I voted you up because you're correct, in that the only solution is construction and there are people that are doing everything in their power to avoid that truism.

But I don't think it is a left/right issue. In certain regions it may be the left, in others the right, but generally it is subset of both that have investment in artificial scarcity. It's just the justifications that change depending on ideology.

deeg 11 hours ago | parent | next [-]

I'm very progressive in some ways but I do think progressives make this particular problem worse, often with good intentions. Both sides are equally NIMBY but liberals also have:

- More environmental regulations that can be used by NIMBY.

- Attempts to solve the using various forms of rent control, which make it worse.

- Related: conservatives favor less regulation, which leads to more construction.

- Liberals hate for (or at least distrust of) landlords. Some of this is well-deserved but I've seen liberals oppose good policies because it will "help landlords".

Lastly, home owners--including liberals--like to see the value of their property go up and tend to favor policies that make it so. It would be nice if we could get people to stop looking at their homes as financial investments.

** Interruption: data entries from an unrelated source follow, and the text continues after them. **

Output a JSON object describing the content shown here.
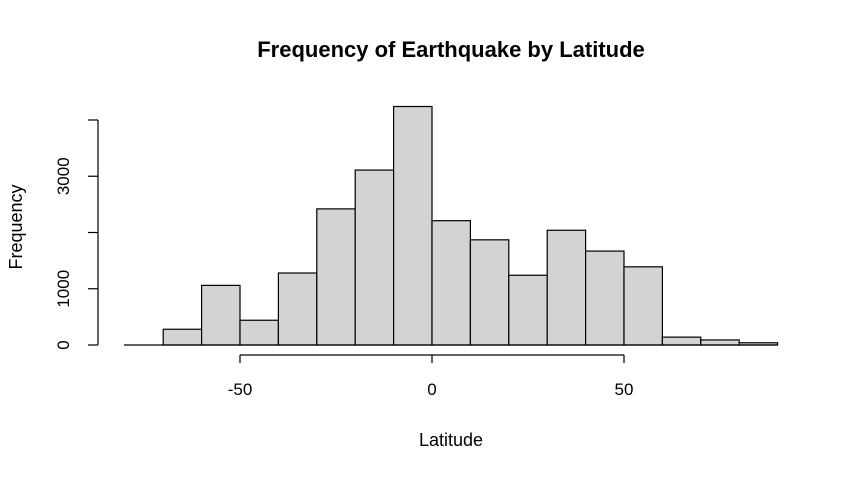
{
  "chart_data": {
    "type": "histogram",
    "title": "Frequency of Earthquake by Latitude",
    "xlabel": "Latitude",
    "ylabel": "Frequency",
    "bin_width": 10,
    "bins": [
      {
        "start": -70,
        "end": -60,
        "count": 280
      },
      {
        "start": -60,
        "end": -50,
        "count": 1060
      },
      {
        "start": -50,
        "end": -40,
        "count": 440
      },
      {
        "start": -40,
        "end": -30,
        "count": 1280
      },
      {
        "start": -30,
        "end": -20,
        "count": 2420
      },
      {
        "start": -20,
        "end": -10,
        "count": 3110
      },
      {
        "start": -10,
        "end": 0,
        "count": 4240
      },
      {
        "start": 0,
        "end": 10,
        "count": 2210
      },
      {
        "start": 10,
        "end": 20,
        "count": 1870
      },
      {
        "start": 20,
        "end": 30,
        "count": 1240
      },
      {
        "start": 30,
        "end": 40,
        "count": 2040
      },
      {
        "start": 40,
        "end": 50,
        "count": 1670
      },
      {
        "start": 50,
        "end": 60,
        "count": 1390
      },
      {
        "start": 60,
        "end": 70,
        "count": 140
      },
      {
        "start": 70,
        "end": 80,
        "count": 90
      },
      {
        "start": 80,
        "end": 90,
        "count": 40
      }
    ],
    "x_ticks": [
      -50,
      0,
      50
    ],
    "x_tick_labels": [
      "-50",
      "0",
      "50"
    ],
    "y_ticks": [
      0,
      1000,
      2000,
      3000,
      4000
    ],
    "y_tick_labels": [
      "0",
      "1000",
      "",
      "3000",
      ""
    ],
    "bar_fill": "#d3d3d3",
    "bar_stroke": "#000000"
  }
}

peder 2 hours ago | parent [-]

And despite saying that they're the party of YIMBY, in practice we can clearly see that Democrats simply aren't. They'll say that they allowed ADUs, but then Dallas will come along and build 10,000 homes in the time it took Seattle to simply debate ADUs.

At some point you have to look at the actual results of policy.

justonceokay 11 hours ago | parent | prev | next [-]

See NIMBYs all down the west coast. I bet 90% of city dwelling homeowners would identify as “democrat or further left”, but are very conservative with the character of their neighborhood.

In my experience the bulders and tradesmen who are more right-wing have more to gain from allowing more and faster construction and are more interested in removing laws and restrictions.

A lot of this comes from the attitude in the 60s and 70s where the liberal strategy was to sue the government to stop them from destroying the environment. People from that era saw the smog and the flammable rivers and are generally against development , even though today’s development processes are starkly different from back then.

peder 11 hours ago | parent | prev [-]

Right, it's not an inherently left vs right thing. Today NIMBYism has been largely a left-wing phenomenon, with really high end housing developments that are politically untouchable by housing projects.

The answer is always the same tho: make it easy to build housing, and build more housing. Keep building housing until there's a glut of supply.